Some laughed off the move as shtick. But when would-be partygoers arrived at the gathering later that night, they were turned away immediately if they could not produce a bolivar, and forced to permanently relinquish their own bolivar if they brought a guest unable to produce a bill themselves.

Bolivars soon became a hot commodity among Zuzalans, and ran out shortly thereafter. Their distributors developed an app via which bolivar holders can input their bills’ serial numbers, and create authenticated virtual IDs that could one day (or so their creators hope) be used create a vouching system to grow social groups.

Except for such instances of exclusivity designed in the name of expanding the human potential for trust, Zuzalu has felt very open and welcoming, according to attendees that Decrypt spoke with. And in such a small pool of people, like-minded Zuzalans have naturally gravitated towards each other.

One such clique that has gained notoriety in Lustica Bay is a group of Zuzalans who are confident that they will achieve immortality. They’ve garnered a reputation on Zuzalu’s Balkan campus for the sheer force of their entrepreneurial confidence in the face of humanity’s greatest design flaw: death.

“That's one of the ones that think they're not gonna die,” Asymmetry’s Hamilton said she and her friends would whisper on the streets of Lustica when such Zuzalans walked by. 


But to many of the minds present at Zuzalu, cheating death is just the next frontier in humanity’s development—and one that could bring its own problems. 

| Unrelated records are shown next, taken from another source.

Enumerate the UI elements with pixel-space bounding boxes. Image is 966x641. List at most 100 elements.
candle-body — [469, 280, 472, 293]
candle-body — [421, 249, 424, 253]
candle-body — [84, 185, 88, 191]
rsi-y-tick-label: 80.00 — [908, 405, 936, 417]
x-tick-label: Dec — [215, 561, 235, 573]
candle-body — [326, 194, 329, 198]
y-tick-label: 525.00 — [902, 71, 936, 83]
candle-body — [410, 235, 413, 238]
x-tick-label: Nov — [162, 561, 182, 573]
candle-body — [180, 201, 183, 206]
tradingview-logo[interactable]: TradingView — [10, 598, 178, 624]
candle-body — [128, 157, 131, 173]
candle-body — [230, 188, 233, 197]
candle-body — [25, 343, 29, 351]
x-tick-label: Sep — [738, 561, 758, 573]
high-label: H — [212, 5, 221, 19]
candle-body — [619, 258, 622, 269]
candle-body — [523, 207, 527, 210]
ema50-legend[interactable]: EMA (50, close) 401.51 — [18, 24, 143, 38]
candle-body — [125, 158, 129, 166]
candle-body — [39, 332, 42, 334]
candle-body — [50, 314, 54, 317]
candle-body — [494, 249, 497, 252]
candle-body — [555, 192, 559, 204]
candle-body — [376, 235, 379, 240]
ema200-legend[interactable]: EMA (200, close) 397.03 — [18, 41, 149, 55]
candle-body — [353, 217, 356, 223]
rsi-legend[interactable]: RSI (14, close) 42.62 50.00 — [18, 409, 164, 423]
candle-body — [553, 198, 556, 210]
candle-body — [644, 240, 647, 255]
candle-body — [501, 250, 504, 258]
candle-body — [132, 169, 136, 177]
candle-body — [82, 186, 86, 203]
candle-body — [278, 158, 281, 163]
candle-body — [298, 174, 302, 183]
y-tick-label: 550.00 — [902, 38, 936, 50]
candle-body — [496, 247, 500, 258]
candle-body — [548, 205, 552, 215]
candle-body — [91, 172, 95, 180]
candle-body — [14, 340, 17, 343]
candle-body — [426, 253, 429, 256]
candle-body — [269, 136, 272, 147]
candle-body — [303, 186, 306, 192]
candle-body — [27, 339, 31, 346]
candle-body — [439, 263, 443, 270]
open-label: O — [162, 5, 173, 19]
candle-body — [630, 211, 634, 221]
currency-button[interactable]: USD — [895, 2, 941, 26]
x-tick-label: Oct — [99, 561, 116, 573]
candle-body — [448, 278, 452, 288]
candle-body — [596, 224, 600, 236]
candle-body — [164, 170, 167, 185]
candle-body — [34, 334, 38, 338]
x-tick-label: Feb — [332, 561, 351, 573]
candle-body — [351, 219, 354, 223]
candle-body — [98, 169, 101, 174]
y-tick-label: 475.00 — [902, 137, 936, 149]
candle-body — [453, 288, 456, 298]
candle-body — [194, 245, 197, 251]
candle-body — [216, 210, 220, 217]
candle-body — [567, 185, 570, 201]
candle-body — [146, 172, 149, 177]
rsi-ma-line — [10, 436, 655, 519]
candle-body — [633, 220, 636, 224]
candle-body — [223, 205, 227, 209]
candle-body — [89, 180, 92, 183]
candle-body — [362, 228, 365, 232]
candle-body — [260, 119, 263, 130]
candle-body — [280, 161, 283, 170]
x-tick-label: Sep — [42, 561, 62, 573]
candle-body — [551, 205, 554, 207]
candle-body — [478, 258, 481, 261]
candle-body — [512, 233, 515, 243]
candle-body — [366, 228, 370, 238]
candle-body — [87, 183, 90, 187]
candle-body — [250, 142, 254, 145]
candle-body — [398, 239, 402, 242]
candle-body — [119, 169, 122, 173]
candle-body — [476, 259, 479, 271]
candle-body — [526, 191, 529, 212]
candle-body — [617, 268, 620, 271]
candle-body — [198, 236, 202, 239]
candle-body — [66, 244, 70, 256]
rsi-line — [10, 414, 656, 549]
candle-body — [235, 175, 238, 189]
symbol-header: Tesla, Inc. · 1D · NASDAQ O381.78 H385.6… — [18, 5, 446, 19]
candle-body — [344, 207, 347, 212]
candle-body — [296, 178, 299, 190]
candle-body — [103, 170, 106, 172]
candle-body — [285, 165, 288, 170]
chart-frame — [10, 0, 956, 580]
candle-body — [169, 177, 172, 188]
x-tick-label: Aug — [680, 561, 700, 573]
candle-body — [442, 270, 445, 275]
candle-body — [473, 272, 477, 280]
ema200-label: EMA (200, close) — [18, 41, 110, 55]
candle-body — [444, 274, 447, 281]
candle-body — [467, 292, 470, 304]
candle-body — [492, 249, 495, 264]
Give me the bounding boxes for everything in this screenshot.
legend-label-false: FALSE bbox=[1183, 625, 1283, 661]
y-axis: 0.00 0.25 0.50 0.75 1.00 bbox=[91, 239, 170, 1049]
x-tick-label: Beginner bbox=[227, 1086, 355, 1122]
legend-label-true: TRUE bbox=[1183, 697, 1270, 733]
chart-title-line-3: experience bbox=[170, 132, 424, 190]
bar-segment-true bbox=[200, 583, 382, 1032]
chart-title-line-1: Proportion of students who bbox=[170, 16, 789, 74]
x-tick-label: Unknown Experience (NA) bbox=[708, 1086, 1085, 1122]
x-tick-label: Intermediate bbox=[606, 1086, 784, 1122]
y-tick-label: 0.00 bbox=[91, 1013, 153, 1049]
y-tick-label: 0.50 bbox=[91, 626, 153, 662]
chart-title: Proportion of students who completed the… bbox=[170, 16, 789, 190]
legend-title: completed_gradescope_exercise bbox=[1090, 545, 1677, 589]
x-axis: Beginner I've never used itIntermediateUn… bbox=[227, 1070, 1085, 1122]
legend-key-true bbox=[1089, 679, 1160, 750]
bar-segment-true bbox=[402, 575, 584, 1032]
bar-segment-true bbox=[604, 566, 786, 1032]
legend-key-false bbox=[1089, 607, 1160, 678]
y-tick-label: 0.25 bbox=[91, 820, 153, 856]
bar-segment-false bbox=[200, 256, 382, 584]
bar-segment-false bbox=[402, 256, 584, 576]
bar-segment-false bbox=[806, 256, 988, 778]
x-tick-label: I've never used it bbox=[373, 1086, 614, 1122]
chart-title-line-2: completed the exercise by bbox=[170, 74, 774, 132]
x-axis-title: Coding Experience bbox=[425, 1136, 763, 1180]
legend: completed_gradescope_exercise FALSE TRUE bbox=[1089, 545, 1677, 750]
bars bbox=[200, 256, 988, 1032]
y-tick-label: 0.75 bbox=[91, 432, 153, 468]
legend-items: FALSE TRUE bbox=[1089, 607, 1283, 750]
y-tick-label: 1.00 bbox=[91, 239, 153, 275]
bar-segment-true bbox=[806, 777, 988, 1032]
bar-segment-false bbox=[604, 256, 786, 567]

A friend of Hamilton’s expressed to her that some humans achieving immortality will inevitably lead to bitterness and resentment among the mortal underclasses. 

“There will be a war against the people that are living forever, and they will all die,” they believe, as relayed by Hamilton. 

Luckily, Zuzalu has a backup plan in case of such an event. According to sources that Decrypt spoke with, some Zuzalans think the creation of a nation state reserved exclusively for people who live forever could address security concerns for that rarified population.

But there’s further concern among Zuzalans that if an immortals-only nation were created, it may then be vulnerable to targeting by a virus engineered to attach itself to medicines essential to the immorality-sustaining process. 

Strategies for navigating that particular scenario have not yet been devised. But Zuzalu is expected to return next year.